- Interactive map of the William H. Taft Mansion area

General information
- Type: Commercial
- Architectural style: Second Empire architecture
- Location: 111 Whitney Avenue New Haven, Connecticut United States 06510
- Coordinates: 41°18′49″N 72°55′17″W﻿ / ﻿41.31370°N 72.92127°W
- Completed: 1870

Technical details
- Floor count: 4
- Floor area: 10,445 sq ft (970.4 m^{2})

= William H. Taft Mansion =

The William H. Taft Mansion is a historical site located at 111 Whitney Avenue in New Haven, Connecticut, United States. It was built in 1870. It is known as the Taft Mansion because U.S. President William Howard Taft owned it for a period around the time of World War I, although he may never have lived in it.

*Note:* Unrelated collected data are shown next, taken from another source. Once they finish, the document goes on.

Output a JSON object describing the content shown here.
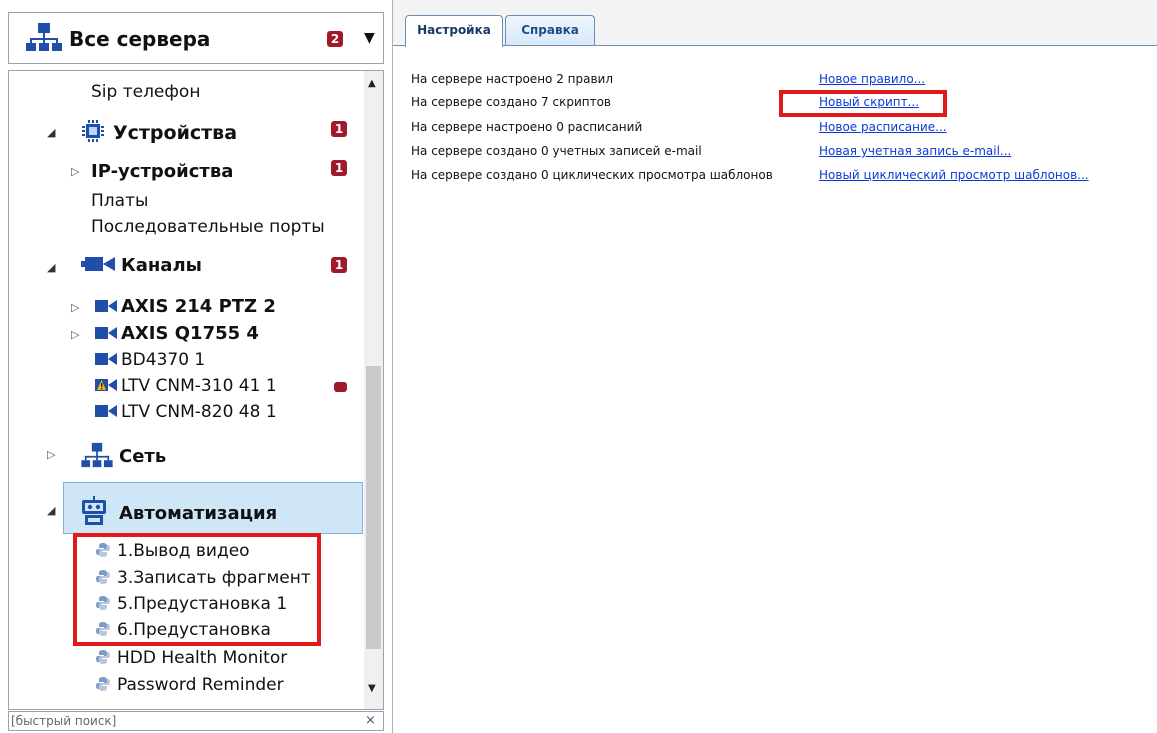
{
  "server_selector": {
    "title": "Все сервера",
    "badge": "2",
    "icon": "network-icon",
    "dropdown_icon": "triangle-down-icon"
  },
  "tree": {
    "sip": "Sip телефон",
    "devices": {
      "label": "Устройства",
      "badge": "1",
      "icon": "chip-icon"
    },
    "ip_devices": {
      "label": "IP-устройства",
      "badge": "1"
    },
    "boards": "Платы",
    "serial_ports": "Последовательные порты",
    "channels": {
      "label": "Каналы",
      "badge": "1",
      "icon": "camera-icon"
    },
    "cameras": [
      {
        "label": "AXIS 214 PTZ 2",
        "bold": true,
        "expandable": true
      },
      {
        "label": "AXIS Q1755 4",
        "bold": true,
        "expandable": true
      },
      {
        "label": "BD4370 1",
        "bold": false,
        "expandable": false
      },
      {
        "label": "LTV CNM-310 41 1",
        "bold": false,
        "expandable": false,
        "warning": true
      },
      {
        "label": "LTV CNM-820 48 1",
        "bold": false,
        "expandable": false
      }
    ],
    "network": {
      "label": "Сеть",
      "icon": "network-icon"
    },
    "automation": {
      "label": "Автоматизация",
      "icon": "robot-icon"
    },
    "scripts": [
      "1.Вывод видео",
      "3.Записать фрагмент",
      "5.Предустановка 1",
      "6.Предустановка",
      "HDD Health Monitor",
      "Password Reminder"
    ],
    "colors": {
      "badge": "#a11a2b",
      "selection": "#cfe6f6",
      "highlight_box": "#e01a1a"
    }
  },
  "search": {
    "placeholder": "[быстрый поиск]",
    "clear": "×"
  },
  "tabs": [
    {
      "label": "Настройка",
      "active": true
    },
    {
      "label": "Справка",
      "active": false
    }
  ],
  "info_lines": [
    {
      "text": "На сервере настроено 2 правил",
      "link": "Новое правило..."
    },
    {
      "text": "На сервере создано 7 скриптов",
      "link": "Новый скрипт..."
    },
    {
      "text": "На сервере настроено 0 расписаний",
      "link": "Новое расписание..."
    },
    {
      "text": "На сервере создано 0 учетных записей e-mail",
      "link": "Новая учетная запись e-mail..."
    },
    {
      "text": "На сервере создано 0 циклических просмотра шаблонов",
      "link": "Новый циклический просмотр шаблонов..."
    }
  ],
  "link_color": "#0b3ad6"
}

In 1920 it was famously burgled by Carl Panzram, in revenge for Taft sentencing him to three years in prison at Fort Leavenworth. After selling what he had stolen, he went on a further crime spree which often included shooting his victims with a gun he stole from the house. Taft owned the house until 1921.

In 2014, the William F. Buckley Jr. Program at Yale University relocated to the mansion with an option to purchase it. The location across the street from the Peabody Museum is particularly apt for the group, as Taft was both a Republican and a Yale graduate.

==Facilities==
As a commercial property, the site includes 7,500 sqft of leased office space with a parking lot with two dozen spaces. The third floor is 2,600 sqft of space and may be individually leased. The location on Whitney Ave near Trumbull Street is within Yale's neighborhood and it sits on approximately 0.35 acre of land.

The house was sold for $2.6 million in 2018.